Senator Warner presses interoperability
December 14, 2012 in Medical Technology
Interoperability is a lynchpin for health IT advancement, yet it is lacking, Sen. Mark Warner (D-Va.) told the audience at the Office of the National Coordinator for Health Information Technology 2012 Annual Meeting, Dec. 12 in Washington, DC,
Warner, a member of the Senate Commerce, Science and Transportation Committee, as well as the Budget Committee, was intrumental in forming the bipartisan “Gang of Six,” responsible for developing plans to cut the deficit. Prior to entering public office, he co-founded the company that became Nextel.
“We need crystal clear, front-end requirements for systems,” he said. “It is not enough to be simply able to send secure e-mails. We need to figure out in the next year or two – not the next five or 10 – how to get equipment made by different vendors to allow for searches, transactions and for exchange of information between different vendors.”
Warner said HIPPA also poses problems. The HIPAA law restricts the use of health data that otherwise could be used to produce better healthcare outcomes. “Yes, we have to protect patient personal data,” he said, “but we may have to look at some slight switches needed for HIPAA.” He admitted, this will be difficult, and is “opening a can of worms.”
He said another barrier to interoperability is the lack of economic incentives to encourage the sharing of data. “This is an uncomfortable space for hospitals and providers,” he said.
In Warner’s view, vendors, too, are slowing down interoperability. They sell EHR systems for a relatively low price, he said, but continue to make money on updates and monthly fees, posing an economic challenge to providers who want to move forward with “a truly robust interoperability system.”

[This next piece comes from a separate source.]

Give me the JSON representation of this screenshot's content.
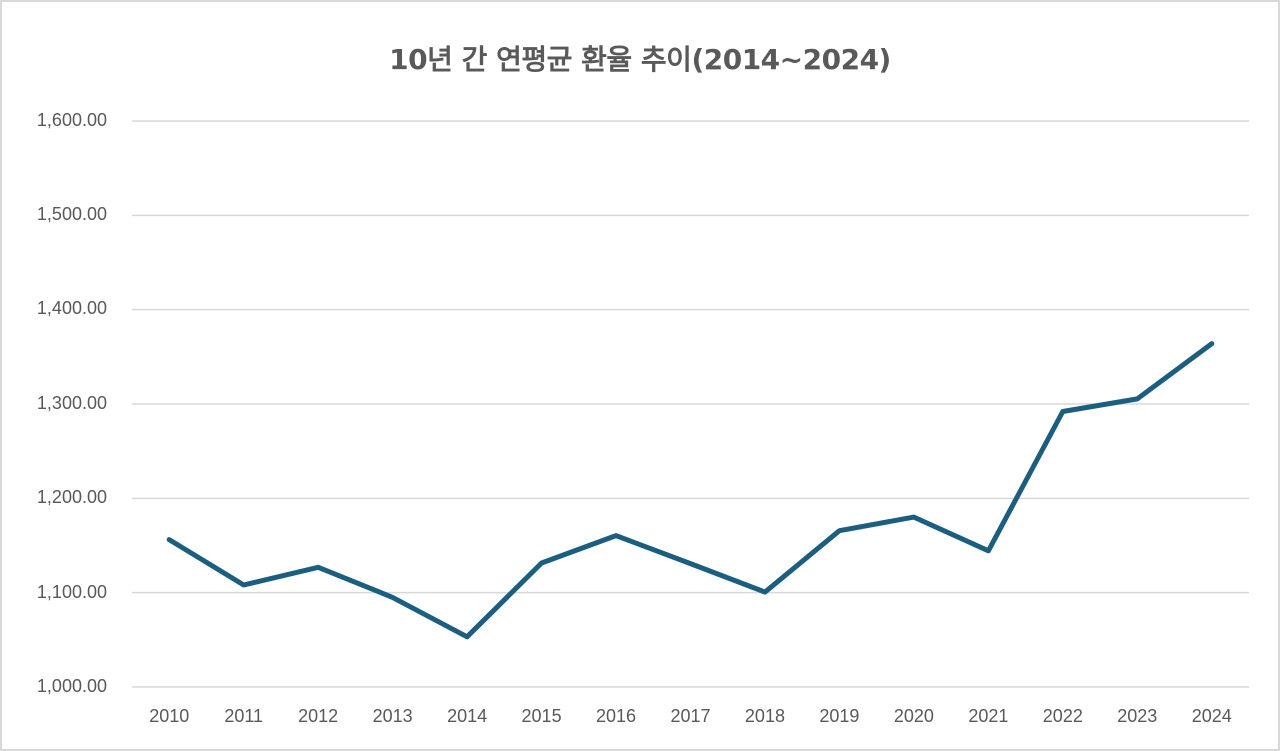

[See also: Doc use of EHRs up 24 percent.]
He also used the old adage: perfection is the enemy of the good. “It’s easier to get Republicans and Democrats to agree than it is to get software engineers to agree.”
At some point, policymakers are going to have to step in and force standards, even if some providers won’t make the grade with their old legacy systems.
Warner was adamant there should be an accelerated timeline for meaningful use. “Some in the House are saying, ‘we haven’t seen this transformation take place, so let’s cut this off (referring to federal funding for EHR incentives).”
“I believe we need to put the pedal to the medal on meaningful use,” he said. “We’ve also got to show that just having meaningful use in legacy systems is not enough.”
In closing, he told stakeholders, “Hang in there, stay at it…and dream big. We will see dramatic, dramatic returns, but the ball is in your court.”